По лицу Юрия Петровича было абсолютно непонятно – поверил он в «розыгрыш» или решил, что Юнкерс просто ловко вывернулся после слишком грубоватого для нынешнего времени захода на атаку. Александр Сергеевич правильно истолковал бесстрастность своего советника по безопасности (или «старпома», как он его еще называл).
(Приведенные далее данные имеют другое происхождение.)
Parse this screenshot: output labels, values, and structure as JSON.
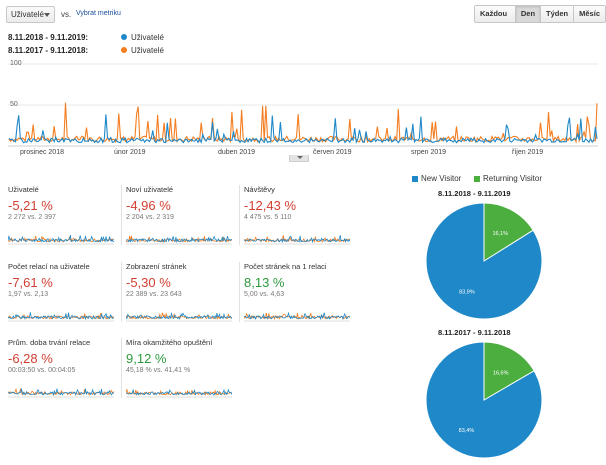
{
  "toolbar": {
    "metric_value": "Uživatelé",
    "vs_label": "vs.",
    "pick_metric": "Vybrat metriku",
    "granularity": [
      "Každou hodinu",
      "Den",
      "Týden",
      "Měsíc"
    ],
    "active_granularity": "Den"
  },
  "legend": {
    "current_range": "8.11.2018 - 9.11.2019:",
    "previous_range": "8.11.2017 - 9.11.2018:",
    "current_label": "Uživatelé",
    "previous_label": "Uživatelé"
  },
  "colors": {
    "current": "#1e88c8",
    "previous": "#f57d1f",
    "new_visitor": "#1e88c8",
    "returning_visitor": "#4cae3f",
    "negative": "#d23f31",
    "positive": "#2e9a3e"
  },
  "chart_data": {
    "type": "line",
    "y_ticks": [
      "100",
      "50"
    ],
    "x_ticks": [
      "prosinec 2018",
      "únor 2019",
      "duben 2019",
      "červen 2019",
      "srpen 2019",
      "říjen 2019"
    ],
    "ylim": [
      0,
      100
    ]
  },
  "metrics": [
    {
      "name": "Uživatelé",
      "change": "-5,21 %",
      "compare": "2 272 vs. 2 397",
      "trend": "neg"
    },
    {
      "name": "Noví uživatelé",
      "change": "-4,96 %",
      "compare": "2 204 vs. 2 319",
      "trend": "neg"
    },
    {
      "name": "Návštěvy",
      "change": "-12,43 %",
      "compare": "4 475 vs. 5 110",
      "trend": "neg"
    },
    {
      "name": "Počet relací na uživatele",
      "change": "-7,61 %",
      "compare": "1,97 vs. 2,13",
      "trend": "neg"
    },
    {
      "name": "Zobrazení stránek",
      "change": "-5,30 %",
      "compare": "22 389 vs. 23 643",
      "trend": "neg"
    },
    {
      "name": "Počet stránek na 1 relaci",
      "change": "8,13 %",
      "compare": "5,00 vs. 4,63",
      "trend": "pos"
    },
    {
      "name": "Prům. doba trvání relace",
      "change": "-6,28 %",
      "compare": "00:03:50 vs. 00:04:05",
      "trend": "neg"
    },
    {
      "name": "Míra okamžitého opuštění",
      "change": "9,12 %",
      "compare": "45,18 % vs. 41,41 %",
      "trend": "pos"
    }
  ],
  "pies": {
    "legend_new": "New Visitor",
    "legend_returning": "Returning Visitor",
    "charts": [
      {
        "title": "8.11.2018 - 9.11.2019",
        "new_pct": 83.9,
        "returning_pct": 16.1,
        "new_label": "83,9%",
        "returning_label": "16,1%"
      },
      {
        "title": "8.11.2017 - 9.11.2018",
        "new_pct": 83.4,
        "returning_pct": 16.6,
        "new_label": "83,4%",
        "returning_label": "16,6%"
      }
    ]
  }
}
Юнгеров усмехнулся и тихо спросил:

– Петрович, я тебе никогда не рассказывал, как однажды чуть было бесповоротно не изменил свою судьбу?

«Старпом» молча качнул головой.

– Тогда слушай. Заодно узнаешь, что я понимаю под бесповоротным изменением судьбы. Давным-давно вспыхнуло во мне… ну, назовем это злостью. Ефим такой, знаешь его конечно, довел меня. Вот ну на каждой «стрелке», кроме как с моими, везде кричал, что я – мент. Почему – непонятно. Оснований – никаких, кроме того, что мы с ним всегда друг друга недолюбливали. Кстати, сам-то Ефим, как выяснилось позже, состоял на связи в РУБОПе…[16] нет, тогда еще ОРБ[17] было, под ласковым псевдонимом Котов. Ну вот. Стало быть, этот Ефим-Котов везде орет, что я-де мент, а его люди подговаривают одного фраера, чтобы он на меня заяву написал. Ну полный пиздец с перебором. Короче, у меня все забурлило, взял я пулеметик Дегтярева, подъехал на битой «копеечке» к тыльной стороне бани строившейся, которая аккурат напротив его кафе «Вечер» возводилась, и залег, как в кино про партизан. Все продумал, подстилочку положил, чтоб не жестко и не холодно было…

Лежу я, значит, с пулеметом в обнимку, а прямо передо мной – выход из кафе, все в огнях, все как на ладони. Думаю, вот, мол, они выходить сейчас начнут – тут я их и причешу. Передернул затвор… Красиво, да?

Лицо Ермилова выражало удивление. Мысленно он перебирал все крупные расстрелы того времени, но о пальбе у «Вечера» ничего почему-то не вспоминалось.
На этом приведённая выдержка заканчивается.